The PocketPC really doesn't have exceptions?  And they still call it C++? :-)

>> But
>> Transaction abc()
>> {
>>    try {
>>      Foo f = dofoo();
>>      Bar b = dobar();
>>      Def d = dodef();
>>      return Transaction(f, b, d);
>>   } catch(object er) {
>>        delete f; delete b; delete d;
>>   }
>> }
>> is not worse to be honest.
> 
> It is worse because it won't even compile. f, b, and d are not in scope in the catch statement. Even if they were, there's still a serious bug - if dofoo() throws an exception, then the catch statement will attempt to delete b and d, which are not even initialized yet.

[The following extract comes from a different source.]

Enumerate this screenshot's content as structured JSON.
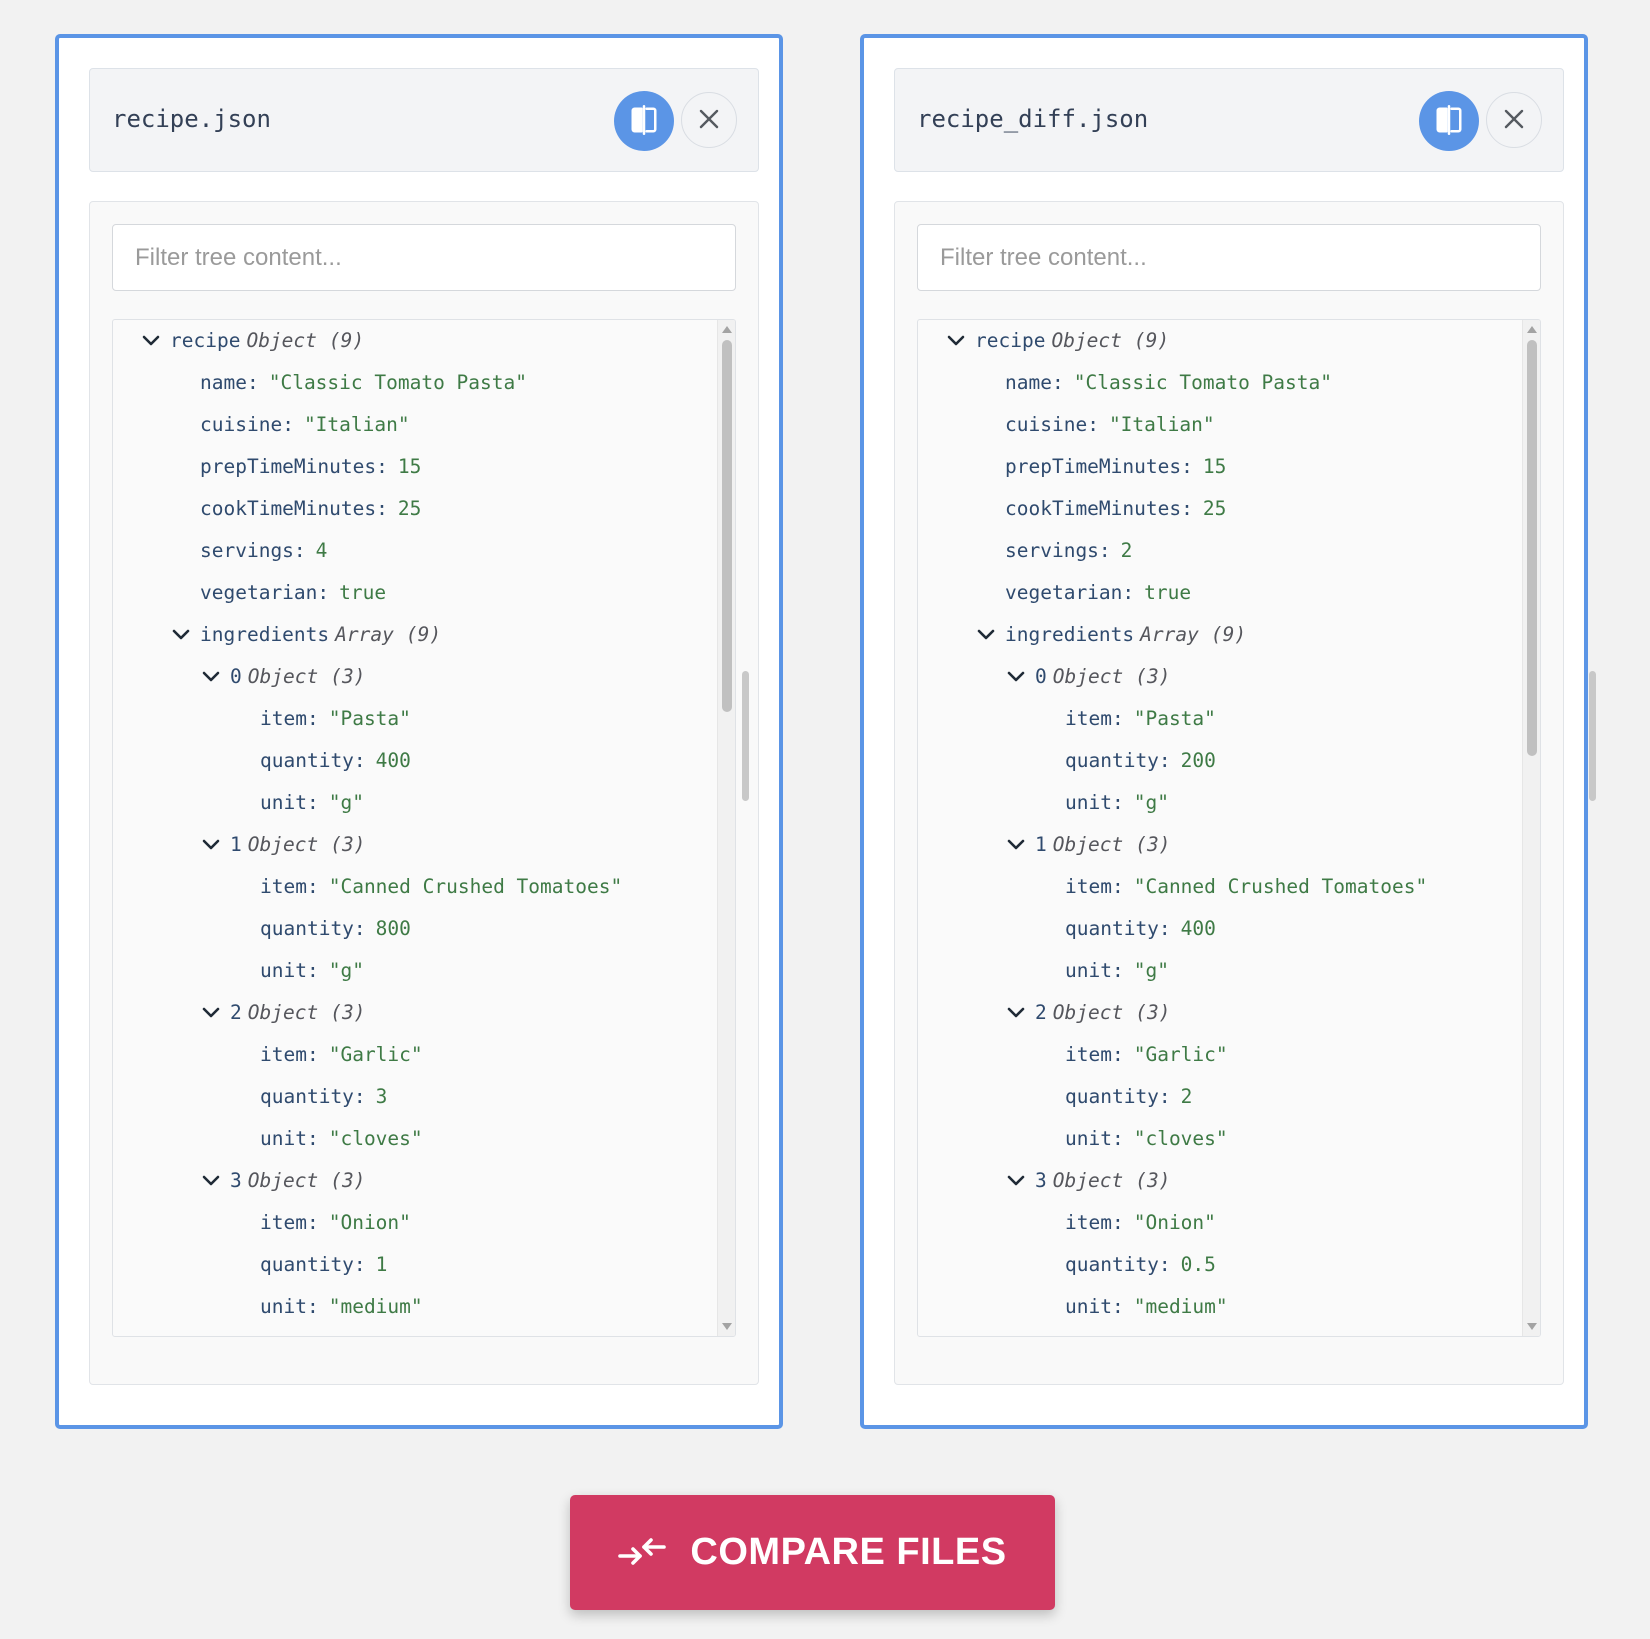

Is it really a bug to call delete on a null reference?  This is well-defined behavior in C++.


Sean
February 28, 2006
"Mike Capp" <mike.capp@gmail.com> wrote in message news:du1ire$1h1s$1@digitaldaemon.com...
> When I first saw Andrei's paper it struck me that what made things painful
> in
> C++ was the lack of usable closures. Since D is pretty good in this
> regard,
> could the same effect have been achieved with a less sugary but more
> regular
> approach reusing RAII-auto syntax, e.g.
>
> # import std.scopeguard;
> # auto Guard onOk = new OnScopeSuccessGuard(&mySuccessFunc);
> # auto Guard onFail = new OnScopeFailureGuard(function { /* ad hoc code
> */ });
>
> with something like C++'s std::uncaught_exception in the Guard subclass destructor implementations to discriminate exit conditions?

I don't know a way to make that work as cleanly.